Mrs. Grace Cummins, R.N., was sitting on the front porch of the white house which was the Linwood Cattery when Heimrich and Forniss reached it. She still wore the pants suit with the smock over it. The costume looked warm for so hot a day, but the porch was shaded. She stood up when the Buick stopped in front of the house. She looked at the Buick and then sat down again. If she had been waiting for something, it was evidently not the police.
“I thought you were the man about the telephone,” she said as the two large policemen got out of the car. “They never come when you need them, do they? And I’m cut off from—from everything. You did call the repair department, didn’t you?”
“Yes, Mrs. Cummins. They’ll be along.”
“And,” Mrs. Cummins said, “I did want to call the hospital and see how that poor child is. I’m worried about her. Concussion can be such a tricky thing, you know. Or perhaps you don’t. Not the way I do. Not the way a nurse does.”
“Miss Arnold seems to be doing very well,” Heimrich said. “She’s regained consciousness. But she’s still a little confused about things.”
The stocky woman nodded her head.
“The poor child,” she said. “It happens that way so often with concussion. Sometimes they never do get things straight afterward, you know. There’s always a blank space left for some of them.”
“Yes,” Heimrich said, “I do understand, nurse. Miss Arnold is still worried about that little cat of yours. Lady Bella. The one she still seems to think was in the car with her when she ran into the tree. While you were at church last Sunday.”
“The poor, poor child. But I told her Lady Bella was all right. That I’d brought her home from Dr. Barton’s when I brought the other one. The one he’d operated on.”
“I know,” Heimrich said. “But she’s still confused and worried a
bout—the cat you call Lady Bella.”
“Her call name, Inspector. The name they answer to. Think of themselves as, I suppose. Their registered names—well, they’re sometimes too long for a cat to remember.”
Heimrich said he saw.
“The thing is,” he said, “Miss Arnold still isn’t sure. Confused, as you say. She asked me to—well, come here and have a look at Lady Bella. I promised her I would. So, I’d like to, Mrs. Cummins. Take the worry off her mind. Will it be all right if I have a look?”
“Well,” the stocky woman said, “I suppose so. If you can’t take my word for it.
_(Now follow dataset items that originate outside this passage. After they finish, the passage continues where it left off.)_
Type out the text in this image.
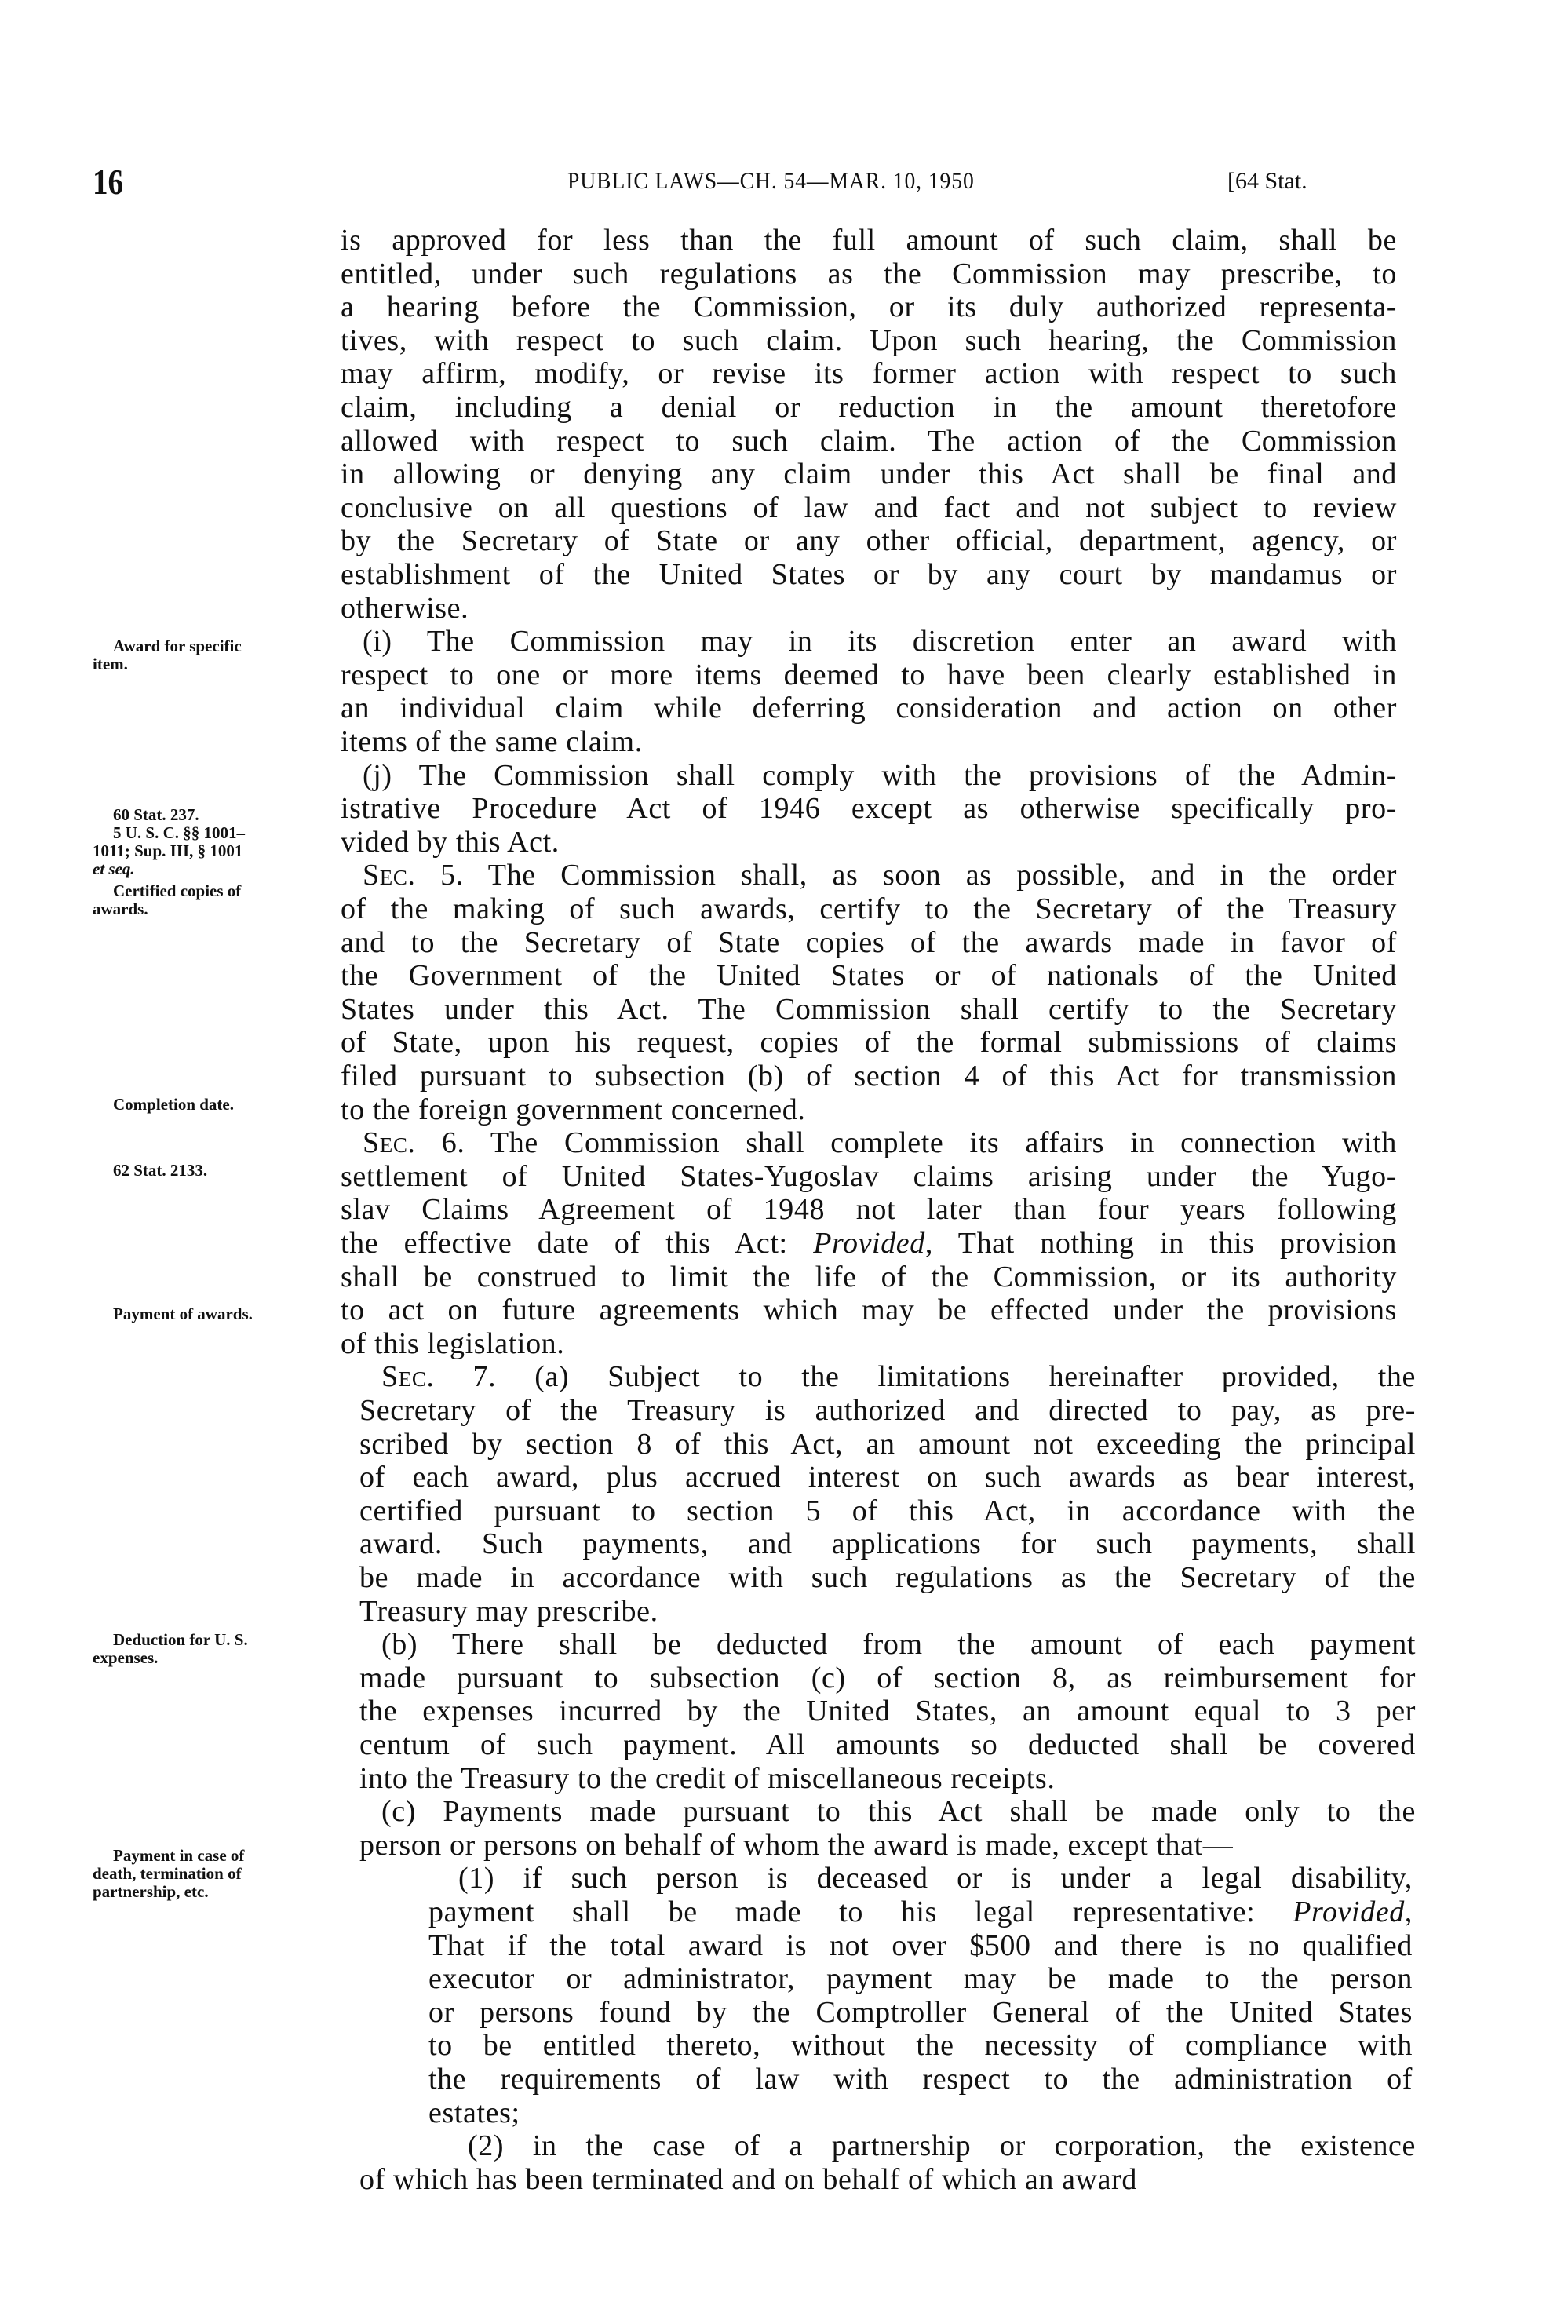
16	PUBLIC LAWS—CH. 54—MAR. 10, 1950	[64 Stat.
is approved for less than the full amount of such claim, shall be
entitled, under such regulations as the Commission may prescribe, to
a hearing before the Commission, or its duly authorized representa-
tives, with respect to such claim. Upon such hearing, the Commission
may affirm, modify, or revise its former action with respect to such
claim, including a denial or reduction in the amount theretofore
allowed with respect to such claim. The action of the Commission
in allowing or denying any claim under this Act shall be final and
conclusive on all questions of law and fact and not subject to review
by the Secretary of State or any other official, department, agency, or
establishment of the United States or by any court by mandamus or
otherwise.
(i) The Commission may in its discretion enter an award with
respect to one or more items deemed to have been clearly established in
an individual claim while deferring consideration and action on other
items of the same claim.
(j) The Commission shall comply with the provisions of the Admin-
istrative Procedure Act of 1946 except as otherwise specifically pro-
vided by this Act.
Sec. 5. The Commission shall, as soon as possible, and in the order
of the making of such awards, certify to the Secretary of the Treasury
and to the Secretary of State copies of the awards made in favor of
the Government of the United States or of nationals of the United
States under this Act. The Commission shall certify to the Secretary
of State, upon his request, copies of the formal submissions of claims
filed pursuant to subsection (b) of section 4 of this Act for transmission
to the foreign government concerned.
Sec. 6. The Commission shall complete its affairs in connection with
settlement of United States-Yugoslav claims arising under the Yugo-
slav Claims Agreement of 1948 not later than four years following
the effective date of this Act: Provided, That nothing in this provision
shall be construed to limit the life of the Commission, or its authority
to act on future agreements which may be effected under the provisions
of this legislation.
Sec. 7. (a) Subject to the limitations hereinafter provided, the
Secretary of the Treasury is authorized and directed to pay, as pre-
scribed by section 8 of this Act, an amount not exceeding the principal
of each award, plus accrued interest on such awards as bear interest,
certified pursuant to section 5 of this Act, in accordance with the
award. Such payments, and applications for such payments, shall
be made in accordance with such regulations as the Secretary of the
Treasury may prescribe.
(b) There shall be deducted from the amount of each payment
made pursuant to subsection (c) of section 8, as reimbursement for
the expenses incurred by the United States, an amount equal to 3 per
centum of such payment. All amounts so deducted shall be covered
into the Treasury to the credit of miscellaneous receipts.
(c) Payments made pursuant to this Act shall be made only to the
person or persons on behalf of whom the award is made, except that—
(1) if such person is deceased or is under a legal disability,
payment shall be made to his legal representative: Provided,
That if the total award is not over $500 and there is no qualified
executor or administrator, payment may be made to the person
or persons found by the Comptroller General of the United States
to be entitled thereto, without the necessity of compliance with
the requirements of law with respect to the administration of
estates;
(2) in the case of a partnership or corporation, the existence
of which has been terminated and on behalf of which an award
Award for specific
item.
60 Stat. 237.
5 U. S. C. §§ 1001–
1011; Sup. III, § 1001
et seq.
Certified copies of
awards.
Completion date.
62 Stat. 2133.
Payment of awards.
Deduction for U. S.
expenses.
Payment in case of
death, termination of
partnership, etc.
If you think it’s a load on the poor child’s mind.”
“It’s not a question of not taking your word, Mrs. Cummins. But it is on her mind. Very much on her mind, I’m afraid. And I did promise I’d look at the little cat.”
“All right,” Mrs. Cummins said. “Although I don’t really see what good it will do her. All purebred Siamese cats look pretty much alike to an outsider. I mean to a person who doesn’t know anything about them. And if they’re not purebred, they don’t look like Siamese cats at all, of course. But come on.”
She led the way into the house. Heimrich went after her. Inside the door, Forniss said, “M. L.?”
“Yes, Charley, I think so,” Heimrich said. So both tall detectives followed Grace Cummins down a long corridor and then, when she opened it for them, through a door on the left.
The corridor floor they had walked on had creaked a little under their feet, the protesting whines of an old frame house. The room they went into was different. The carpeted floor was firm under their feet; there was a neutral grass-cloth covering on the walls. It was cooler than the rest of the house had been.
It was an oblong room, thirty feet or more long; half as wide. Along the walls on either side, at floor level, there were enclosures, faced by wire-mesh doors. There were five such pens along either wall, and there were cats in eight of the pens, which were too ample to be called cages. Three of the cats were curled in cushioned beds in their quarters; each pen had a litter pan, and there were pans of water in all the occupied pens.